Quinoa is starting to be my favorite salad these past few days. I had been making variations of Quinoa Salad and I thought why not share it in my blog. I especially like Salad that I can make into one bowl or pan, just like this one. Less mess, quick and easy.
The most that you would do for this salad is to open the cans and cut and chop few ingredients. After that, all you have to do it mix everything in one pan and simmer until Quinoa is cook through. How easy is that?

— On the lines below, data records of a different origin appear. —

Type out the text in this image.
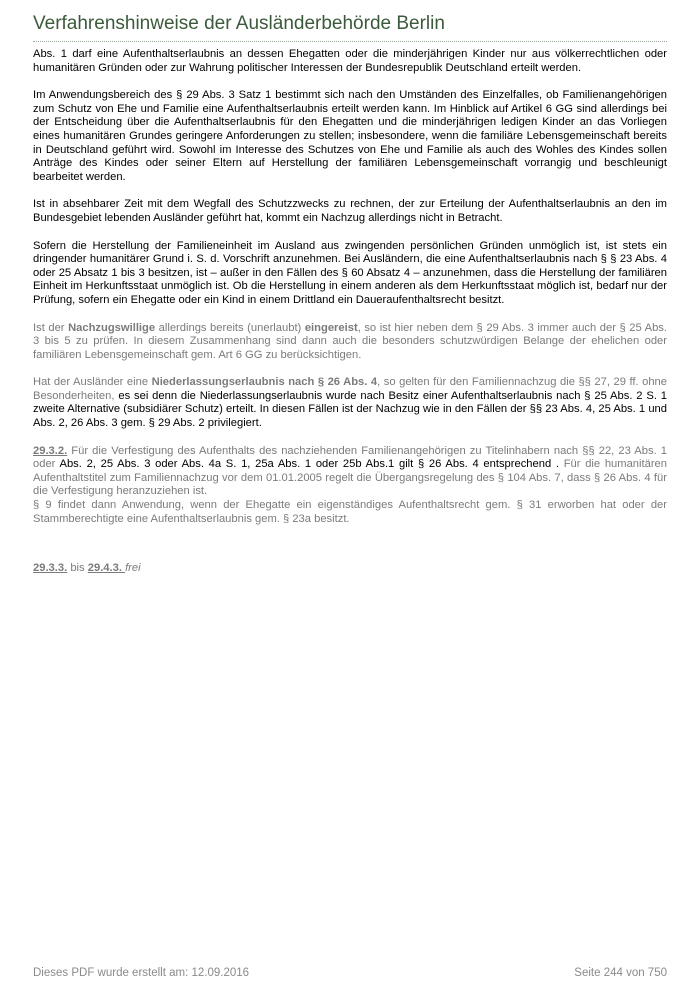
Verfahrenshinweise der Ausländerbehörde Berlin

Abs. 1 darf eine Aufenthaltserlaubnis an dessen Ehegatten oder die minderjährigen Kinder nur aus völkerrechtlichen oder humanitären Gründen oder zur Wahrung politischer Interessen der Bundesrepublik Deutschland erteilt werden.

Im Anwendungsbereich des § 29 Abs. 3 Satz 1 bestimmt sich nach den Umständen des Einzelfalles, ob Familienangehörigen zum Schutz von Ehe und Familie eine Aufenthaltserlaubnis erteilt werden kann. Im Hinblick auf Artikel 6 GG sind allerdings bei der Entscheidung über die Aufenthaltserlaubnis für den Ehegatten und die minderjährigen ledigen Kinder an das Vorliegen eines humanitären Grundes geringere Anforderungen zu stellen; insbesondere, wenn die familiäre Lebensgemeinschaft bereits in Deutschland geführt wird. Sowohl im Interesse des Schutzes von Ehe und Familie als auch des Wohles des Kindes sollen Anträge des Kindes oder seiner Eltern auf Herstellung der familiären Lebensgemeinschaft vorrangig und beschleunigt bearbeitet werden.

Ist in absehbarer Zeit mit dem Wegfall des Schutzzwecks zu rechnen, der zur Erteilung der Aufenthaltserlaubnis an den im Bundesgebiet lebenden Ausländer geführt hat, kommt ein Nachzug allerdings nicht in Betracht.

Sofern die Herstellung der Familieneinheit im Ausland aus zwingenden persönlichen Gründen unmöglich ist, ist stets ein dringender humanitärer Grund i. S. d. Vorschrift anzunehmen. Bei Ausländern, die eine Aufenthaltserlaubnis nach § § 23 Abs. 4 oder 25 Absatz 1 bis 3 besitzen, ist – außer in den Fällen des § 60 Absatz 4 – anzunehmen, dass die Herstellung der familiären Einheit im Herkunftsstaat unmöglich ist. Ob die Herstellung in einem anderen als dem Herkunftsstaat möglich ist, bedarf nur der Prüfung, sofern ein Ehegatte oder ein Kind in einem Drittland ein Daueraufenthaltsrecht besitzt.

Ist der Nachzugswillige allerdings bereits (unerlaubt) eingereist, so ist hier neben dem § 29 Abs. 3 immer auch der § 25 Abs. 3 bis 5 zu prüfen. In diesem Zusammenhang sind dann auch die besonders schutzwürdigen Belange der ehelichen oder familiären Lebensgemeinschaft gem. Art 6 GG zu berücksichtigen.

Hat der Ausländer eine Niederlassungserlaubnis nach § 26 Abs. 4, so gelten für den Familiennachzug die §§ 27, 29 ff. ohne Besonderheiten, es sei denn die Niederlassungserlaubnis wurde nach Besitz einer Aufenthaltserlaubnis nach § 25 Abs. 2 S. 1 zweite Alternative (subsidiärer Schutz) erteilt. In diesen Fällen ist der Nachzug wie in den Fällen der §§ 23 Abs. 4, 25 Abs. 1 und Abs. 2, 26 Abs. 3 gem. § 29 Abs. 2 privilegiert.

29.3.2. Für die Verfestigung des Aufenthalts des nachziehenden Familienangehörigen zu Titelinhabern nach §§ 22, 23 Abs. 1 oder Abs. 2, 25 Abs. 3 oder Abs. 4a S. 1, 25a Abs. 1 oder 25b Abs.1 gilt § 26 Abs. 4 entsprechend . Für die humanitären Aufenthaltstitel zum Familiennachzug vor dem 01.01.2005 regelt die Übergangsregelung des § 104 Abs. 7, dass § 26 Abs. 4 für die Verfestigung heranzuziehen ist.
§ 9 findet dann Anwendung, wenn der Ehegatte ein eigenständiges Aufenthaltsrecht gem. § 31 erworben hat oder der Stammberechtigte eine Aufenthaltserlaubnis gem. § 23a besitzt.

29.3.3. bis 29.4.3. frei

Dieses PDF wurde erstellt am: 12.09.2016	Seite 244 von 750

I like making this especially for busy days because its quick to prepare, and I can even have the left over stored in the fridge and ready for my next meal. This salad has great flavor in it, lots of flavor actually. All those spices and vegetable combinations really work well together, it taste so good. I can even eat this with Nachos or have it wrapped in Tortillas! So many ways to enjoy this simple and yet delicious salad. Another one pan healthy salad recipe from me to you. Try it! Let’s get started!
- 2 tablespoon olive oil
- 2 cloves garlic, minced
- 1/2 Jalapeno, minced
- 1/2 cup uncooked Quinoa
- 1/2 cup Vegetable broth
- 1/2 cup Black beans, drained and rinsed
- 1/2 cup Can fire-roasted diced tomatoes
- 1/2 cup Corn kernels, frozen, canned or roasted
- 1/2 teaspoon chili powder
- 1/4 tsp chili flakes
- 1/4 teaspoon cumin
- Kosher salt and freshly ground black pepper, to taste
- 1 avocado, halved, seeded, peeled and diced
- Juice of 1/2 lemon or lime
- 1 tablespoons chopped fresh cilantro leaves
- Heat 1 tbsp olive oil in a large skillet over medium high heat. Add garlic and jalapeno, and cook stirring frequently until fragrant, about 1 minute. Stir in quinoa, vegetable broth, beans, tomatoes, corn, chili powder and cumin, season with salt and pepper, to taste. Bring to a boil; cover, reduce heat and simmer for 20 minutes or until quinoa is cooked through. Stir in lime or lemon juice, 1 tbsp olive oil and cilantro. Serve and garnish with fresh cilantro and sliced avocado.